La jeune fille réfléchit puis s'adressa à lui en ces termes :
- Rentrez à votre campement et dites à votre sultan que ma décision sera faite avant le jour.
Après avoir fait ses adieux à son père, soudain vieilli de plus de vingt ans, la jeune fille sortit sous les étoiles. La lune pâlissait, annonçant le matin proche. L'ombre des soldats avançait sur les pentes, prête à envahir les remparts... Noëlle grimpa au sommet de la plus haute des collines pour observer cela. Puis elle décida :
- Si je meurs, mon père sera libéré de sa promesse. Son honneur sera sauf. Le roi Maure ne pourra pas prétendre qu'il a failli à son serment et devra lever le siège.
Elle s'apprêta donc à se jeter du haut des rochers, mais voulut respirer une dernière fois le parfum des genêts. Elle en cueillit une branche et, prise d'une soudaine inspiration, s'écria :
- Fleurs de mon enfance ! Protégez-moi...
Aussitôt, la montagne entière se mit à briller d'un reflet d'or intense comme si le soleil se levait. Surpris, les Maures dressèrent leurs têtes. Ils virent alors une mer de genêts grossir devant eux. Les tiges devenaient plus épaisses et plus hautes que des arbres. Leurs épines les menaçaient comme autant de sabres acérés. Certains voulurent avancer mais ne réussirent qu'à se trancher les bras ou le cou. Le vent agita les branches et les épées végétales se firent encore plus inquiétantes.
- Allons-nous en ! dit le chef sarrasin. Le ciel délie de sa promesse un seigneur aussi bien gardé par son pays tout entier. Même les fleurs le défendent. Son trésor a enrichi le mien. Sans doute était-ce déjà assez... Qu'il garde donc sa fille ! Il l'a bien mérité. J'en trouverai une autre à marier à mon fils aîné.
Les envahisseurs levèrent le siège. Et, aux lueurs du soleil matinal, tout redevint comme avant. Plus d'armée cernant les remparts. Et des genêts jusqu'à l'horizon, enveloppant d'un manteau d'or les sommets et les vallons...

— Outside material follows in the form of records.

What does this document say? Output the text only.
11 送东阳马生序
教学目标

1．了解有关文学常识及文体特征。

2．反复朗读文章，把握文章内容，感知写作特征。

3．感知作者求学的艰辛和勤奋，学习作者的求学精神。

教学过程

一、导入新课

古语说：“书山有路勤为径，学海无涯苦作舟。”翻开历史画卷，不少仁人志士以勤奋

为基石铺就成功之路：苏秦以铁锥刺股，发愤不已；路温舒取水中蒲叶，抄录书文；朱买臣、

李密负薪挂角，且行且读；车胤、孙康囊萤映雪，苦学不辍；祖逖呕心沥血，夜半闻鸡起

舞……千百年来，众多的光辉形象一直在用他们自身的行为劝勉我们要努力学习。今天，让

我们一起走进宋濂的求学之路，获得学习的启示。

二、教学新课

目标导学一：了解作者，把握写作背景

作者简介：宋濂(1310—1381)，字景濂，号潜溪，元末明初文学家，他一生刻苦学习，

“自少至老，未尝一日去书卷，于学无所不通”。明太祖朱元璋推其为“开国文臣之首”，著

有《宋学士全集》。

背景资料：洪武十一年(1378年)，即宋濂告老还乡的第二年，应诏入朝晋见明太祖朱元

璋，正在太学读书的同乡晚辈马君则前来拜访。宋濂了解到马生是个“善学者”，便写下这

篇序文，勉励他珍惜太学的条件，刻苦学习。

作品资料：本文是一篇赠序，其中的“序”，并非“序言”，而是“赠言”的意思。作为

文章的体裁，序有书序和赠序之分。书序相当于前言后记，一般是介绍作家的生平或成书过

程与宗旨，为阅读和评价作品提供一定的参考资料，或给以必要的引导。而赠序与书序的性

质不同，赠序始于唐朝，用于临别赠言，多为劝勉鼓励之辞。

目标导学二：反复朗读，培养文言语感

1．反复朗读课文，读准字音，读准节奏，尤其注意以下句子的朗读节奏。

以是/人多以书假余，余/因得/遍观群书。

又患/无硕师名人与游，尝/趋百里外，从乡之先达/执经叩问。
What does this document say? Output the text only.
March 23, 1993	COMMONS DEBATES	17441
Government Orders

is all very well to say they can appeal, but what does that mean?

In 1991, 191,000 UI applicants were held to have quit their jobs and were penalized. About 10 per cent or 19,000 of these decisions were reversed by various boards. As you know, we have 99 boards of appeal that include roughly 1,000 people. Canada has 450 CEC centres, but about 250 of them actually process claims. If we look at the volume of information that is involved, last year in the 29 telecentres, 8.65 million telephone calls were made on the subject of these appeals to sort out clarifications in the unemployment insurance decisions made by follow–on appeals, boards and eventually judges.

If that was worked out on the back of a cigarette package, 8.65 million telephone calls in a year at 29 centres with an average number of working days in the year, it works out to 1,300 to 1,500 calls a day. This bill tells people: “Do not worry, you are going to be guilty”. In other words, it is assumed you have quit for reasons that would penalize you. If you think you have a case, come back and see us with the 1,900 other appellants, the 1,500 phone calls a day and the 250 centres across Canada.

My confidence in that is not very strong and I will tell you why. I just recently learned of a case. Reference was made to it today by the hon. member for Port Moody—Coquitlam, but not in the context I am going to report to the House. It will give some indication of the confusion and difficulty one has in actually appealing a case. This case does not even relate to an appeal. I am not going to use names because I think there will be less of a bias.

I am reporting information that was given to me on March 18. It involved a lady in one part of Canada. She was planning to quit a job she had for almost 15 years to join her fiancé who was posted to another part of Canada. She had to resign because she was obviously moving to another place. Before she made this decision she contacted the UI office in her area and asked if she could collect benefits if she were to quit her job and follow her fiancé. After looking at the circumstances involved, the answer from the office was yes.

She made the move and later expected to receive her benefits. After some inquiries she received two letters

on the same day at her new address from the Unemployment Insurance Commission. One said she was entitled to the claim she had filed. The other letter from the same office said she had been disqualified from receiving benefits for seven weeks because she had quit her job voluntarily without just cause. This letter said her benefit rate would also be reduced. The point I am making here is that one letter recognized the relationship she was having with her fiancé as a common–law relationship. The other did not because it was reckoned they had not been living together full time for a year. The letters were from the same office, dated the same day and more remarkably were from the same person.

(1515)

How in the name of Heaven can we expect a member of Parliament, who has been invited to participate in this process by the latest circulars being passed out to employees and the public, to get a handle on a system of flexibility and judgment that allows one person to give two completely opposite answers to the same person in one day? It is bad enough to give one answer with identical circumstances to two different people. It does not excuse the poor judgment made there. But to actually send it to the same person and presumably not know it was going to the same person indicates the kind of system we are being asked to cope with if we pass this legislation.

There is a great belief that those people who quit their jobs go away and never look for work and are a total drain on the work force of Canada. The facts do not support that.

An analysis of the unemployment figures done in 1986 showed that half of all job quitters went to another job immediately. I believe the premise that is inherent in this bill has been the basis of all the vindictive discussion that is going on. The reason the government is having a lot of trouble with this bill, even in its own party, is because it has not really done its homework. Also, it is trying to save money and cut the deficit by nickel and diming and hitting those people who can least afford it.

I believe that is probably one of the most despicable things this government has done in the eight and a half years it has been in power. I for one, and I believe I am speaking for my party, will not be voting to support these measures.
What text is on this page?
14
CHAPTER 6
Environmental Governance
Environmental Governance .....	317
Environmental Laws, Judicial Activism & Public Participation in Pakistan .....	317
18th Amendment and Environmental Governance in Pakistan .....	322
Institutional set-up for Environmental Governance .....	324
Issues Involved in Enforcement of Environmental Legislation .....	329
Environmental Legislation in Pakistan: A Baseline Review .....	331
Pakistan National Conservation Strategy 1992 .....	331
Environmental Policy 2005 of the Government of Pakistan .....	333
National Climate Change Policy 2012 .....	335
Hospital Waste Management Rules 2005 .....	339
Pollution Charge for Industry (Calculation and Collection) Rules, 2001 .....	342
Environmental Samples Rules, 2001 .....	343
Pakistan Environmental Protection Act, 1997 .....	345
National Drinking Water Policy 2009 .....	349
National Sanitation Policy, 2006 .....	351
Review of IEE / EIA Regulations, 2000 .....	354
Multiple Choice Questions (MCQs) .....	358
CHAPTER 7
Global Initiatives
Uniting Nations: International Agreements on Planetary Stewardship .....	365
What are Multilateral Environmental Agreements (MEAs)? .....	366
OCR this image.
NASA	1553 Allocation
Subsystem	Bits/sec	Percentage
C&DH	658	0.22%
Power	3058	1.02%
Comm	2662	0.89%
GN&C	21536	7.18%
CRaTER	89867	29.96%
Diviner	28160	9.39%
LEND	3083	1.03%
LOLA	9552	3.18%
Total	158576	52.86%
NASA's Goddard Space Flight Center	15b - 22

Quand Noëlle retourna chez elle, elle y fut accueillie comme une reine. Son père la prit dans ses bras et lui promit de ne l'unir qu'à celui qu'elle choisirait. Mais la jeune fille répondit d'un ton grave :
- Ne gâchez plus votre argent en fêtes et en réceptions, car je n'épouserai personne. Je veux vivre dans la solitude pour n'y songer qu'à ma mère et demeurer en pensée près d'elle tout le restant de mes jours.
Malgré la tristesse que lui causait une telle décision, Frédéric Geoffroy accéda à ce souhait. Noëlle entra donc au couvent et n'en sortit qu'une fois par an pour marcher parmi les genêts, dont la houle parfumée voguait autour d'elle comme les plis d'un manteau d'or.